# Computer Laboratory

Course pages 2013–14

# Denotational Semantics

Principal lecturer: Prof Marcelo Fiore
Taken by: Part II
Past exam questions
Information for supervisors (contact lecturer for access permission)

No. of lectures: 10
Suggested hours of supervisions: 3

## Aims

The aims of this course are to introduce domain theory and denotational semantics, and to show how they provide a mathematical basis for reasoning about the behaviour of programming languages.

## Lectures

• Introduction. The denotational approach to the semantics of programming languages. Recursively defined objects as limits of successive approximations.

• Least fixed points. Complete partial orders (cpos) and least elements. Continuous functions and least fixed points.

• Constructions on domains. Flat domains. Product domains. Function domains.

• Scott induction. Chain-closed and admissible subsets of cpos and domains. Scott’s fixed-point induction principle.

• PCF. The Scott-Plotkin language PCF. Evaluation. Contextual equivalence.

• Denotational semantics of PCF. Denotation of types and terms. Compositionality. Soundness with respect to evaluation. [2 lectures].

• Relating denotational and operational semantics. Formal approximation relation and its fundamental property. Computational adequacy of the PCF denotational semantics with respect to evaluation. Extensionality properties of contextual equivalence. [2 lectures].
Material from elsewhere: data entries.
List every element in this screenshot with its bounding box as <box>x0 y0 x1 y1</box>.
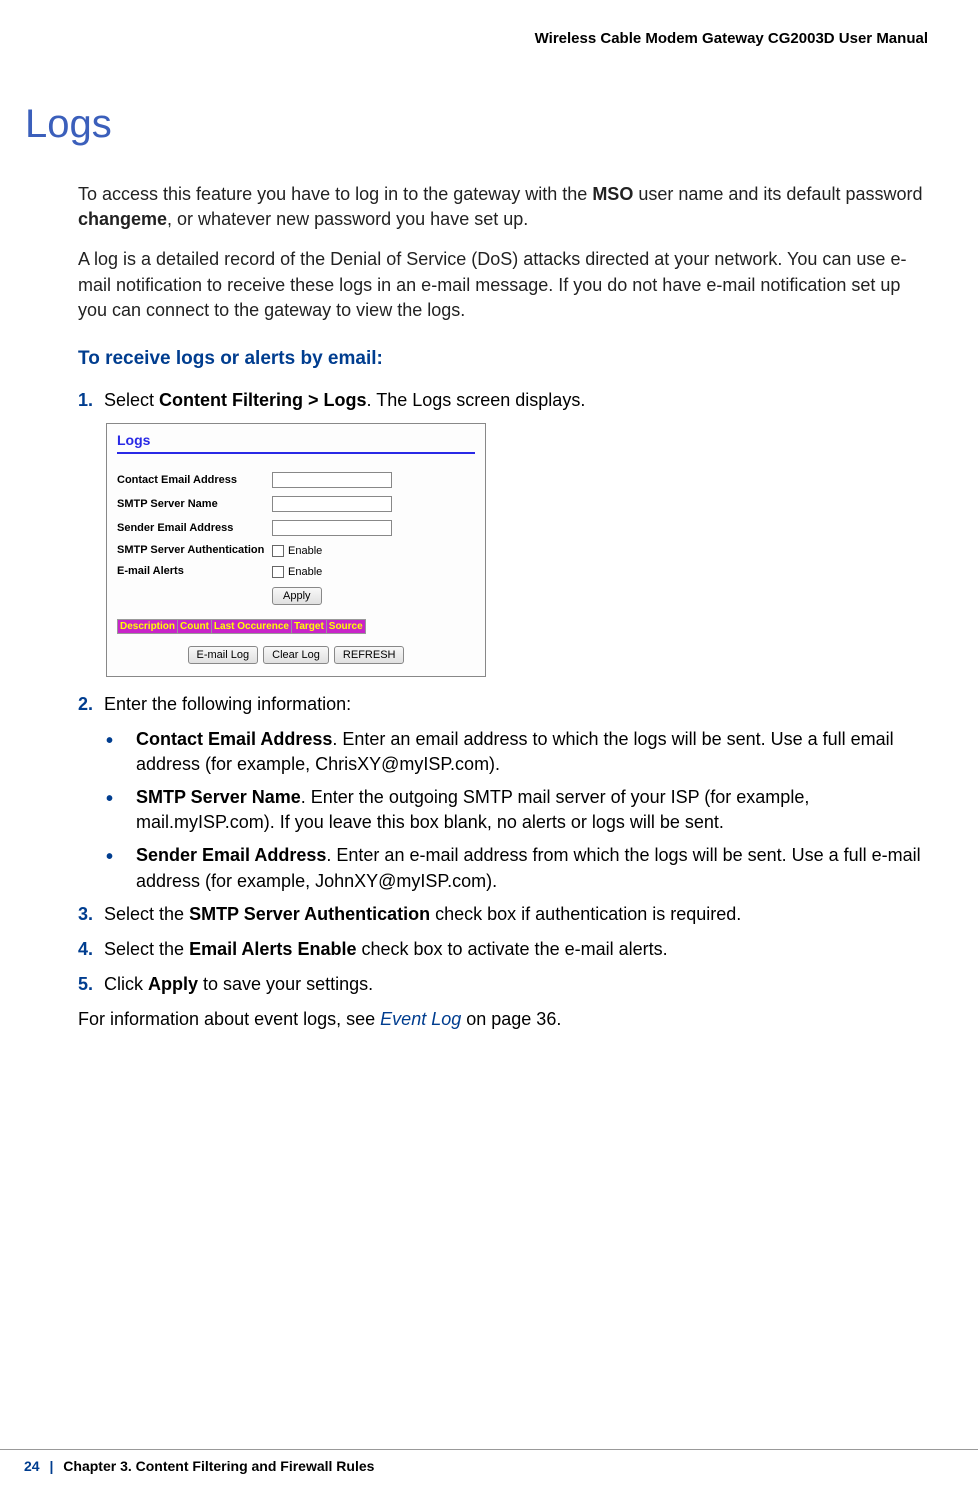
bold-path: Content Filtering > Logs <box>159 390 367 410</box>
step-number: 4. <box>78 937 104 962</box>
smtp-auth-row: SMTP Server Authentication Enable <box>117 544 475 557</box>
refresh-button[interactable]: REFRESH <box>334 646 405 664</box>
email-alerts-checkbox[interactable] <box>272 566 284 578</box>
enable-label: Enable <box>288 545 322 557</box>
smtp-server-row: SMTP Server Name <box>117 496 475 512</box>
step-5: 5.Click Apply to save your settings. <box>78 972 928 997</box>
bold: Email Alerts Enable <box>189 939 356 959</box>
bold: Apply <box>148 974 198 994</box>
page-number: 24 <box>24 1458 40 1474</box>
bold-mso: MSO <box>592 184 633 204</box>
bullet-sender-email: Sender Email Address. Enter an e-mail ad… <box>106 843 928 893</box>
chapter-title: Chapter 3. Content Filtering and Firewal… <box>63 1458 374 1474</box>
clear-log-button[interactable]: Clear Log <box>263 646 329 664</box>
text: check box to activate the e-mail alerts. <box>356 939 667 959</box>
enable-label: Enable <box>288 566 322 578</box>
step-3: 3.Select the SMTP Server Authentication … <box>78 902 928 927</box>
contact-email-row: Contact Email Address <box>117 472 475 488</box>
logs-screenshot: Logs Contact Email Address SMTP Server N… <box>106 423 486 676</box>
step-2: 2.Enter the following information: <box>78 692 928 717</box>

• Full abstraction. Failure of full abstraction for the domain model. PCF with parallel or.

## Objectives

At the end of the course students should

• be familiar with basic domain theory: cpos, continuous functions, admissible subsets, least fixed points, basic constructions on domains;

• be able to give denotational semantics to simple programming languages with simple types;

• be able to apply denotational semantics; in particular, to understand the use of least fixed points to model recursive programs and be able to reason about least fixed points and simple recursive programs using fixed point induction;

• understand the issues concerning the relation between denotational and operational semantics, adequacy and full abstraction, especially with respect to the language PCF.